Acontece que, na metade de sua viagem de volta, seu guia ficou extremamente doente. Nesse momento, Tayler decidiu encerrar a jornada. A decisão foi tomada a partir desta percepção: “Me senti picado pelo meu fracasso e, tentando negar o que mais tarde viria a ser óbvio: que tinha explorado o Zaire como um parque de diversões para resolver meus próprios dilemas existenciais de menino rico”.
A leitura do trajeto até a desistência é envolvente, e o conselho de Tayler para escrever uma boa narrativa de viagem é: “Conheça o lugar sobre o qual você se propõe a escrever, ou saiba o que deseja pesquisar lá antes de ir. Você pode aprender coisas novas ao longo do caminho, mas deve começar com um plano e ser capaz de oferecer uma perspectiva de quem está por dentro”.
Graham Greene achava que Norman Lewis era “um dos melhores escritores, não de uma década em particular, mas do nosso século”. Lewis, além de ficção e autobiografia, publicou 20 livros de viagem. Ele estava interessado em observar e conhecer as populações que viviam na periferia do século XX.
A Voyage by Dhow, um dos seus últimos trabalhos publicados, é uma coleção de narrativas dos lugares mais díspares: a bordo de um pequeno barco a vela na costa da Somália, nas selvas da América do Sul, pelas ruas de Nápoles durante a Segunda Guerra Mundial e numa viagem ao Iêmen, além de uma visita-cortesia do Sindicato dos Escritores da desaparecida URSS às estepes russas.
Para onde Lewis vai, ele sempre traz de volta um relato sobre universos onde o tédio acaba sendo interessante e o que poderia ser exótico se torna familiar.
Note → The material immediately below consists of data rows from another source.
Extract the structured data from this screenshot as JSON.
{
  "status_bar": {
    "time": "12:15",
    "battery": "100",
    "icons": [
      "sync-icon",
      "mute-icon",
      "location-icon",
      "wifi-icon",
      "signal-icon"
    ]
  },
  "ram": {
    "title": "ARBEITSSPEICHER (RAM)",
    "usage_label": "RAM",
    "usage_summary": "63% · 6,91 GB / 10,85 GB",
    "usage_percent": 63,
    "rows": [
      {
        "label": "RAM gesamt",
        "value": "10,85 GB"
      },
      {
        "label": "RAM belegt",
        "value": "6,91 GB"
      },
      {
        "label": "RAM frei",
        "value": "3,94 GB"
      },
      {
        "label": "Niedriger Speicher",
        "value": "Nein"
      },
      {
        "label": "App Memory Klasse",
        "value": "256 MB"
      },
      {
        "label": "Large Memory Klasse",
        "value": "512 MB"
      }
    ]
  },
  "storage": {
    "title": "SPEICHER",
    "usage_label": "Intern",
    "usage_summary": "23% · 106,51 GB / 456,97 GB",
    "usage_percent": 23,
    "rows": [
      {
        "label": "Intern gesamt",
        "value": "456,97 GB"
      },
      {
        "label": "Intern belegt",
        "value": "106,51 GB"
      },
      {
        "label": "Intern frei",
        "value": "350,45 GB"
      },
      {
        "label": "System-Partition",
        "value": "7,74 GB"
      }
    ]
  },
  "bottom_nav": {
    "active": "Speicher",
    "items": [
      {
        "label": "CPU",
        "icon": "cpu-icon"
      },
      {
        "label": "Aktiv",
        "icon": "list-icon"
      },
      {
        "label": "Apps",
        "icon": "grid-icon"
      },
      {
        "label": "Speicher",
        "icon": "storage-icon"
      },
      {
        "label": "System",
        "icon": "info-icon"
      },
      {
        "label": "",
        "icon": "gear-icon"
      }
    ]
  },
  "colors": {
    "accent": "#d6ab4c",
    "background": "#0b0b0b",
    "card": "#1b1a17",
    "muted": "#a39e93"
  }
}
Ella K. Maillart nasceu em Genebra, em 1903. Velejadora e esquiadora, fez parte, como única mulher, da equipe suíça que participou dos Jogos Olímpicos de 1924 e 1930. A disposição de atleta e o talento de jornalista fizeram com que ela circulasse por lugares impensáveis naquela época. Nos anos 1930, ela estudou cinema na Rússia, viajou pelo Turquistão, foi até a Manchúria (de onde voltou, cruzando a Ásia, em companhia de… Peter Fleming!), passando por Pequim, Kashmir e Tibete, até chegar a Nova Délhi.
Em The Cruel Way, ela descreve a viagem que fez desde Genebra, dirigindo um Ford zero-quilômetro, até Istambul, e depois passando por Teerã até chegar a Cabul, cruzando o norte do Afeganistão – o que, mais tarde, nos anos 1970, acabaria sendo a trilha dos hippies em direção à Índia.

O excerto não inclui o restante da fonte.